Hi All,
I am beginner photographer. I bought a Nikon D7200 to start photography as a hobby. I was playing with the settings from watching YT tutorials and videos. I noticed that when I change the some settings in the custom settings menu, a * symbol comes up. For examp., when I tried to change the autofocus settings in AFC priority selection (a1) from Release to Focus the a1 changed from a1* along with changing some other settings to * as well. I just want to know if this addition of * means and if the changed settings will come into effect even if there is *. Can anyone please help me with this? Thanks in addition.
Hi,
as far as I know, in your case, a star only means that a setting has been changed and is different from default/original factory values. Nothing else. It's meant to only be an information. It has no effect on the fact that a setting comes into effect or not. If you change back a setting to its initial value, the star will disappear.
It can also happen that some changes have impacts on several settings and then this put a star on those impacted settings too. I have no example to show it though.
@prg-lagarde Thanks for the clarification. It was really helpful.

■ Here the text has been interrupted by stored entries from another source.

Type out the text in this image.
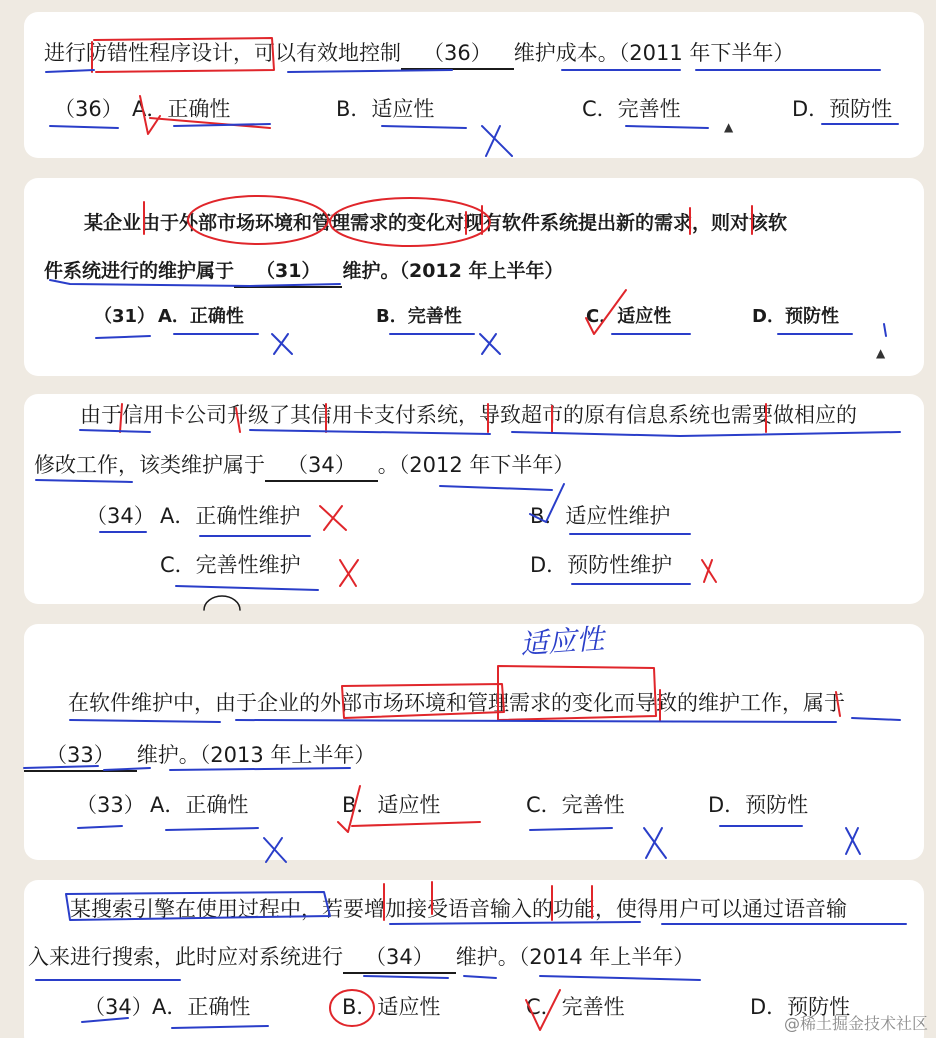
进行防错性程序设计，可以有效地控制 （36） 维护成本。（2011 年下半年）
（36） A．正确性	B．适应性	C．完善性	D．预防性
某企业由于外部市场环境和管理需求的变化对现有软件系统提出新的需求，则对该软
件系统进行的维护属于 （31） 维护。（2012 年上半年）
（31） A．正确性	B．完善性	C．适应性	D．预防性
由于信用卡公司升级了其信用卡支付系统，导致超市的原有信息系统也需要做相应的
修改工作，该类维护属于 （34） 。（2012 年下半年）
（34） A．正确性维护	B．适应性维护
C．完善性维护	D．预防性维护
适应性
在软件维护中，由于企业的外部市场环境和管理需求的变化而导致的维护工作，属于
（33） 维护。（2013 年上半年）
（33） A．正确性	B．适应性	C．完善性	D．预防性
某搜索引擎在使用过程中，若要增加接受语音输入的功能，使得用户可以通过语音输
入来进行搜索，此时应对系统进行 （34） 维护。（2014 年上半年）
（34） A．正确性	B．适应性	C．完善性	D．预防性
▲
▲
@稀土掘金技术社区
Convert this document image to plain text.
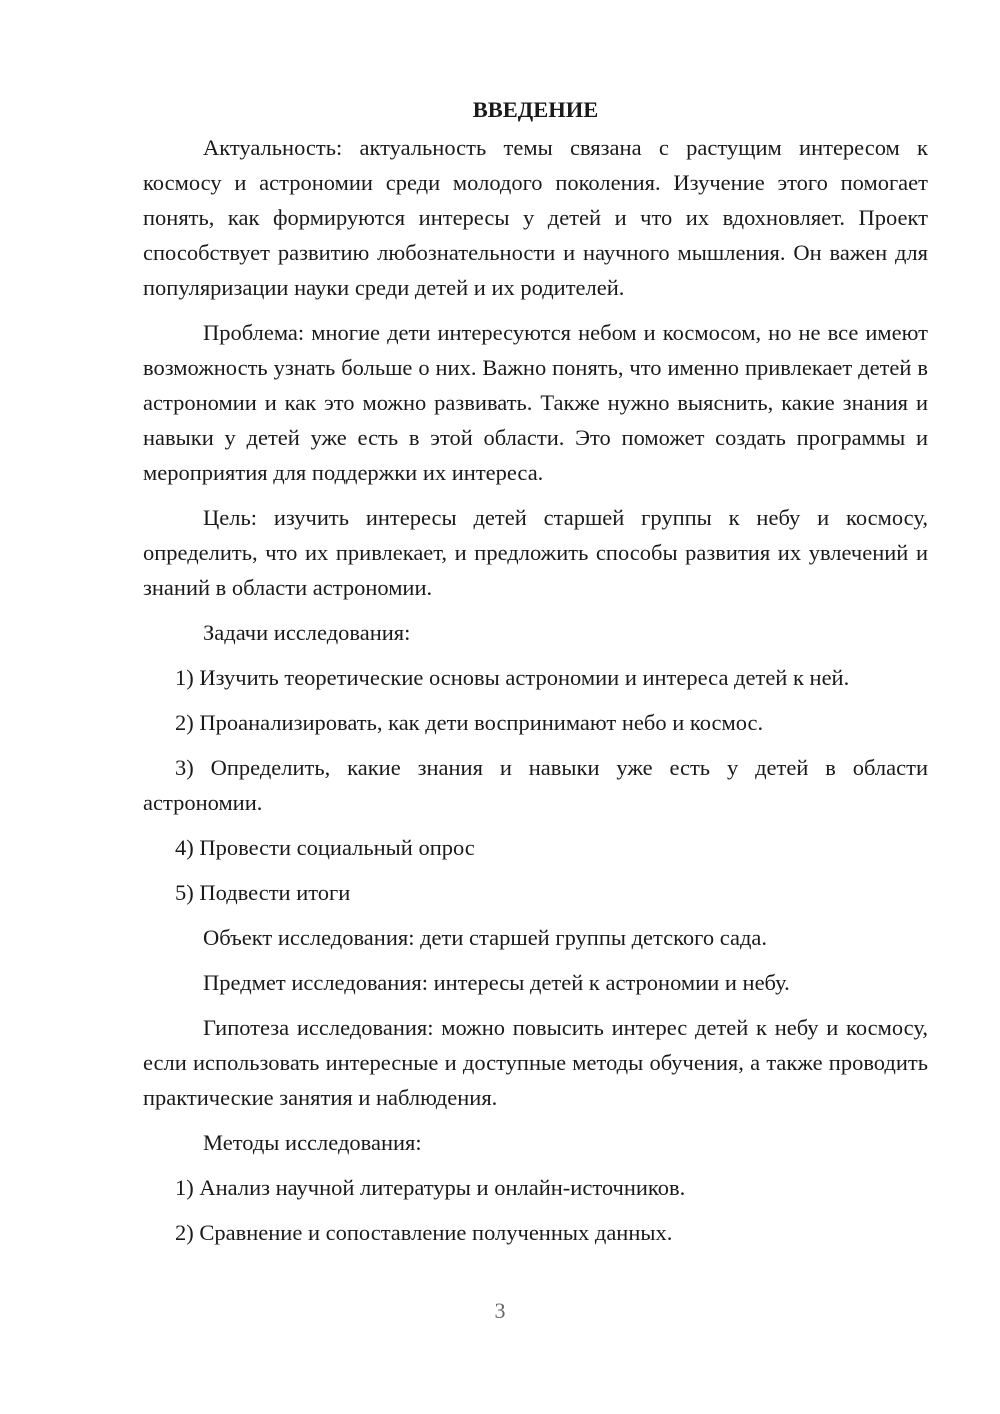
ВВЕДЕНИЕ

Актуальность: актуальность темы связана с растущим интересом к космосу и астрономии среди молодого поколения. Изучение этого помогает понять, как формируются интересы у детей и что их вдохновляет. Проект способствует развитию любознательности и научного мышления. Он важен для популяризации науки среди детей и их родителей.

Проблема: многие дети интересуются небом и космосом, но не все имеют возможность узнать больше о них. Важно понять, что именно привлекает детей в астрономии и как это можно развивать. Также нужно выяснить, какие знания и навыки у детей уже есть в этой области. Это поможет создать программы и мероприятия для поддержки их интереса.

Цель: изучить интересы детей старшей группы к небу и космосу, определить, что их привлекает, и предложить способы развития их увлечений и знаний в области астрономии.

Задачи исследования:

1) Изучить теоретические основы астрономии и интереса детей к ней.

2) Проанализировать, как дети воспринимают небо и космос.

3) Определить, какие знания и навыки уже есть у детей в области астрономии.

4) Провести социальный опрос

5) Подвести итоги

Объект исследования: дети старшей группы детского сада.

Предмет исследования: интересы детей к астрономии и небу.

Гипотеза исследования: можно повысить интерес детей к небу и космосу, если использовать интересные и доступные методы обучения, а также проводить практические занятия и наблюдения.

Методы исследования:

1) Анализ научной литературы и онлайн-источников.

2) Сравнение и сопоставление полученных данных.

3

I'm sitting here, as it happens, with my wife's D7200, and note that changing AFC to focus priority does not appear to change any other settings by itself, so I'm guessing that if other settings are starred they have been changed independently. The stars are a handy way to know when a setting is not the default, especially if you've been experimenting but forget what you might have changed.
I would be hesitant to set AFC to focus priority if you are using AFC for wildlife, as a momentary loss of focus will prevent the shutter from firing, and might miss something. AF uses the lens's widest aperture, so it's often possible that the camera will consider focus to be lost when the subject is within the lens's working depth of field.
It may make little difference in most cases, but I'd rather risk a blurry shot using shutter priority than risk missing a good one using focus priority, and would leave it on shutter priority. Focus priority makes more sense for the static situations when you'd use AFS.
You probably already know this, but if your copy of the D7200 came without its manual, you can get the full PDF one from the Nikon site.
@formerly-bruto Thank you. I hadn't known most of what you pointed out. Thanks for the help.